Perhaps the most high-profile deal was the initial public offering of Visa. The fact that it is a seasoned company that raised $19.1 billion makes it an atypical IPO right off the bat. Sure enough, since it went public earlier this month, its shares have surged about 44 percent.
Meanwhile, four real-estate investment funds are planning IPOs. They plan to invest in government-backed or highly rated mortgage securities, The Wall Street Journal reported.
The four funds are American Capital Agency Corp., MFResidential Investments Inc., Hatteras Financial Corp., and Point Asset Management Inc.
The companies, structured as real estate investment trusts, or REITs, aim to benefit from the spread between their cost of capital and how much they earn on their investments. Because they are starting from scratch, they are not saddled with old, lousy investments.

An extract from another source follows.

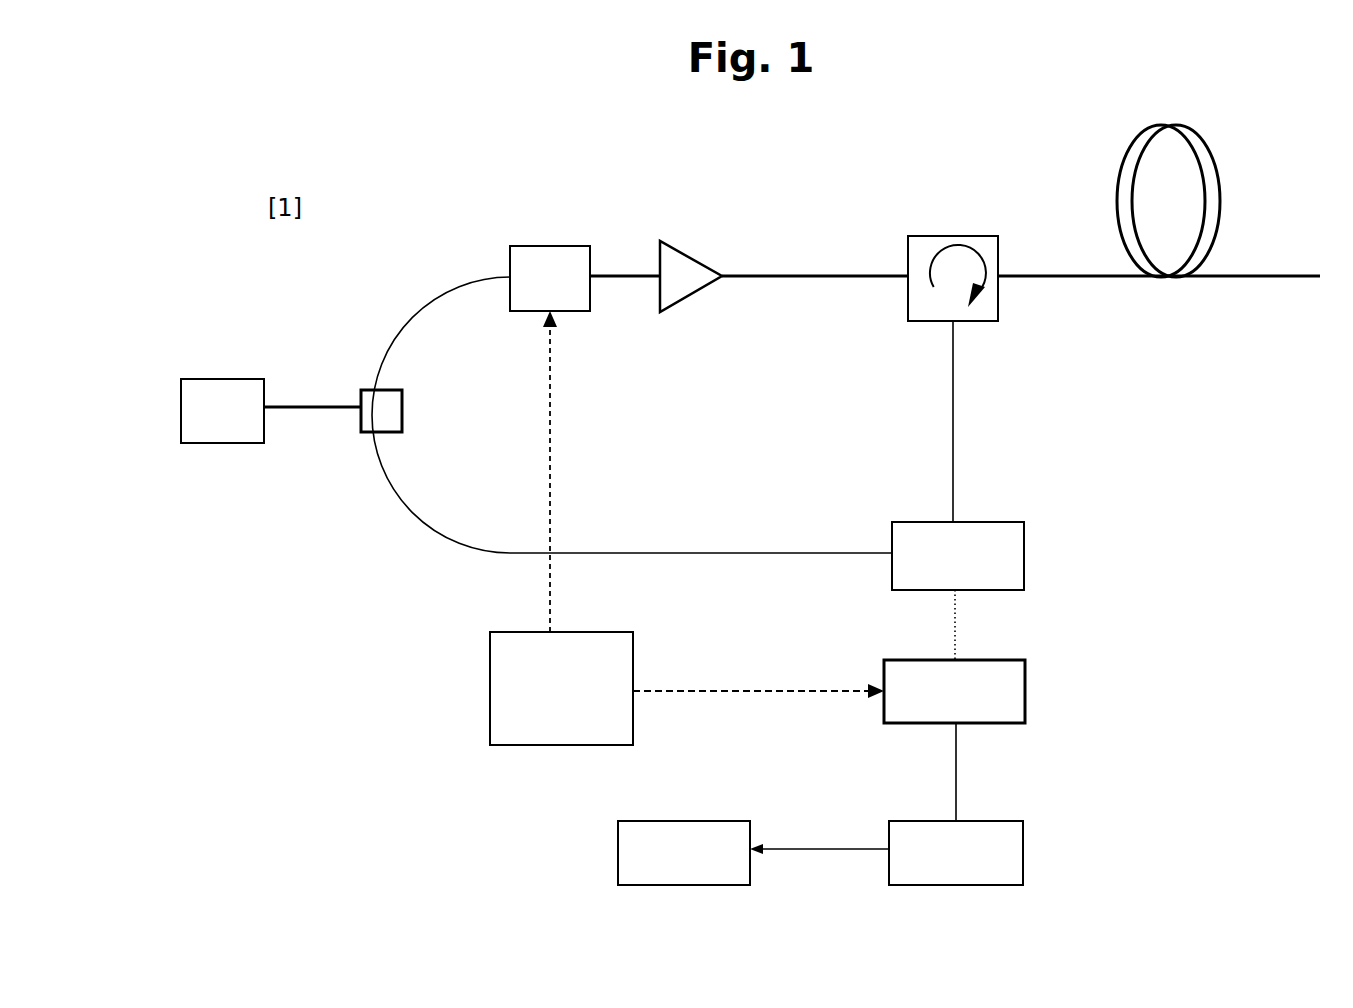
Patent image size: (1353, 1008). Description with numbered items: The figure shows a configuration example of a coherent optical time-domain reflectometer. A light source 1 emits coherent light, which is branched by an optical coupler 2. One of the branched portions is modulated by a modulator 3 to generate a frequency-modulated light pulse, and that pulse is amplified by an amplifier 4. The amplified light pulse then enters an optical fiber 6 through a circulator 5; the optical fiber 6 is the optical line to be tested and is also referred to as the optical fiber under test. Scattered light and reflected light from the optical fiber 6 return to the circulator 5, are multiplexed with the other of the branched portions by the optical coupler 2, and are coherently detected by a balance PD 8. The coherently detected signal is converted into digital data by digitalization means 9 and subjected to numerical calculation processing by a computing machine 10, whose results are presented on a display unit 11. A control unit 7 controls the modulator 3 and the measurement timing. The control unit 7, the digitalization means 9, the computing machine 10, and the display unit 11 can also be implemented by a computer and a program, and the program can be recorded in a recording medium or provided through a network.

“The thought process is that you can essentially market to investors a de novo company, with a clean balance sheet and no legacy investments fraught with the possibility of major write-downs,” attorney Michael Zuppone, head of the securities and capital-markets group at the law firm of Paul Hastings, told The Journal.
Then there are the so-called blank-check companies. Also called special-purpose acquisition companies, or SPACs, they are basically shell companies designed to acquire attractive operating businesses. About a dozen have come public this year, and nine of them received initial funding from merchant banks, hedge funds or private-equity funds.
The latest blank check IPO being planned is Liberty Lane Acquisition, an offering from Goldman Sachs Group. The deal is expected to raise $350 million.
Goldman says it is altering the typical structure these deals normally take. For example, Liberty Lane management is putting up a smaller stake of its own money than is usual and will receive a much smaller share of the company than is the norm.
Goldman also is taking a smaller underwriting fee — 6 percent versus the standard of 7 percent for most SPACs, according to The Journal.